JS: Please tell us what you have not attempted yet that you would like to do in the arts.

1)Acting and singing in at least one operatic production, especially my own work.

2)Directing at least one of my own operas.

JS: If you could re-live your life in the arts, how would you change it?

AM: Nothing really. But perhaps the only thing I would change is that I could sing more and could put my shyness and fears away much earlier so I could do many more artistic activities including singing and performance on the stage.  Also, I am very much into creating and not very skilled in presenting myself as well as I should, especially the way social media works these days.

JS: Let’s talk about the state of the arts in today’s culture, including forms in which you work. What specifically gives you hope and what specifically do you find depressing?

AM: The openness of minds gives me hope. The openness to try variety, new ideas, and moving on. What is depressing is creating divisions and borders to marginalize people.

The most super depressing thing for me is lack of communication and being stubborn in staying in a close-minded state and not open to try new things at least once and then deciding. How can we know if we like something before we try it?

Another thing so depressing is when humans are dividing themselves based on gender, race, age, wealth, etc. to give priority to themselves. Priority must be given to authenticity and integrity not anything else.
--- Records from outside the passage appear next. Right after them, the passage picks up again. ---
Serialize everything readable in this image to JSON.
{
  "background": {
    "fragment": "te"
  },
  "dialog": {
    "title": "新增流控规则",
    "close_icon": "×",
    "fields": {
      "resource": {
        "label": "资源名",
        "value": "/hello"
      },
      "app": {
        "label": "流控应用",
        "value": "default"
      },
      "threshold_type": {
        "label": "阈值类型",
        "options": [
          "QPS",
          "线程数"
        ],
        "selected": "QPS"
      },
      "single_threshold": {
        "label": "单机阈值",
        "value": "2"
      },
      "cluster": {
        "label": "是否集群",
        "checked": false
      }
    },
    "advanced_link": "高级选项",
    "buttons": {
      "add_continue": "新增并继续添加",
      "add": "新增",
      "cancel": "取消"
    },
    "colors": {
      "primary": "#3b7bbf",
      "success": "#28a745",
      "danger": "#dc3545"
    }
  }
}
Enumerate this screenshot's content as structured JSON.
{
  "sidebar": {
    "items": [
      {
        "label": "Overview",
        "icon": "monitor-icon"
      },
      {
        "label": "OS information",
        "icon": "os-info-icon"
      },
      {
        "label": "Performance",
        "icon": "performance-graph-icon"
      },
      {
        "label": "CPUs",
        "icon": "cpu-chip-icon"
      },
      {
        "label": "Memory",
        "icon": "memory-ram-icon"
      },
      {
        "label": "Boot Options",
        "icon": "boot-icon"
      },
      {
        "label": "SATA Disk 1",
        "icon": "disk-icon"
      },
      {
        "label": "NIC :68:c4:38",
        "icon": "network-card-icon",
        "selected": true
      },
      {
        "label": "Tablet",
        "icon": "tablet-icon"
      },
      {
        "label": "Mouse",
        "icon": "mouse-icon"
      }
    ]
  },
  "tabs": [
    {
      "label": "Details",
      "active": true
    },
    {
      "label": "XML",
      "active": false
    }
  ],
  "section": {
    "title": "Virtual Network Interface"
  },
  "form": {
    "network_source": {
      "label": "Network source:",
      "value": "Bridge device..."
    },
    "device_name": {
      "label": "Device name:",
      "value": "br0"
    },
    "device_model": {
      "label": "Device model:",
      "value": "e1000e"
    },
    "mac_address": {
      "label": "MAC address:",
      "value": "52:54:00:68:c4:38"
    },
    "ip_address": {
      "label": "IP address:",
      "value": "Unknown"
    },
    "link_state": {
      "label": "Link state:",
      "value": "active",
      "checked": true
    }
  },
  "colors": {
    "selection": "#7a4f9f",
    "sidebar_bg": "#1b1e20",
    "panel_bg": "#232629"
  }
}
Calling one group white, the other group minority, underserved, …. it’s super depressing.  Art is created from a place where none of these matter.

JS: What exactly has the impact of the Covid pandemic been on your creative work and your life in the arts?

AM: I was actually very lucky as I could do a lot of work during the pandemic.

In March 2021, I could workshop and film one of my Farsi operas in collaboration with Loose Tea Music Theatre and Kingstone Watershed festival.

In Spring 2021, I could create my first digital online opera “AITCH ARR”in collaboration with Queen’s University School of Music and Drama, and librettist Donna- Michelle St Bernard.  It was a comic opera, performed at different times with different groups in different online settings. (You can still watch it online on YouTube)

In Summer 2021 I started working with De Jeniffer Wise and Liza Balkan on a new opera called Refugee.

In Fall 2021, I started developing another opera called Hypatia with libretto by Alan Olejniczak.

During 2021, I also collaborated with Seattle opera as a composer, worked with 11 different writers and created music for 11 different operatic scenes.

In Winter 2022 I composed my orchestral prelude for the 100 anniversaries of Toronto Symphony Orchestra titled “Mithra”, about the goddess of love. It was premiered May 2022 in Roy Thomson Hall and I could attend the performance in person!

I started the first phase of recording of my first vocal album in collaboration with Thin Edge Music Collective, while working on preparation of the score of my Farsi Opera Zuleykha for Toronto Summer Music Festival and Loose Tea Theatre. I am also working with Fresh Squeeze Opera to develop an Aria for my new opera Hypatia.

JS: How has the pandemic changed you as a person?

AM: I now value the human relationships and how much we need in-person meetings and gatherings to exchange our energy.

JS: What is next in the coming years of your life in the arts?

AM: Hopefully, the 4 operas I have in my hand, acting and singing in at least one of them and gaining experience in how to direct an opera.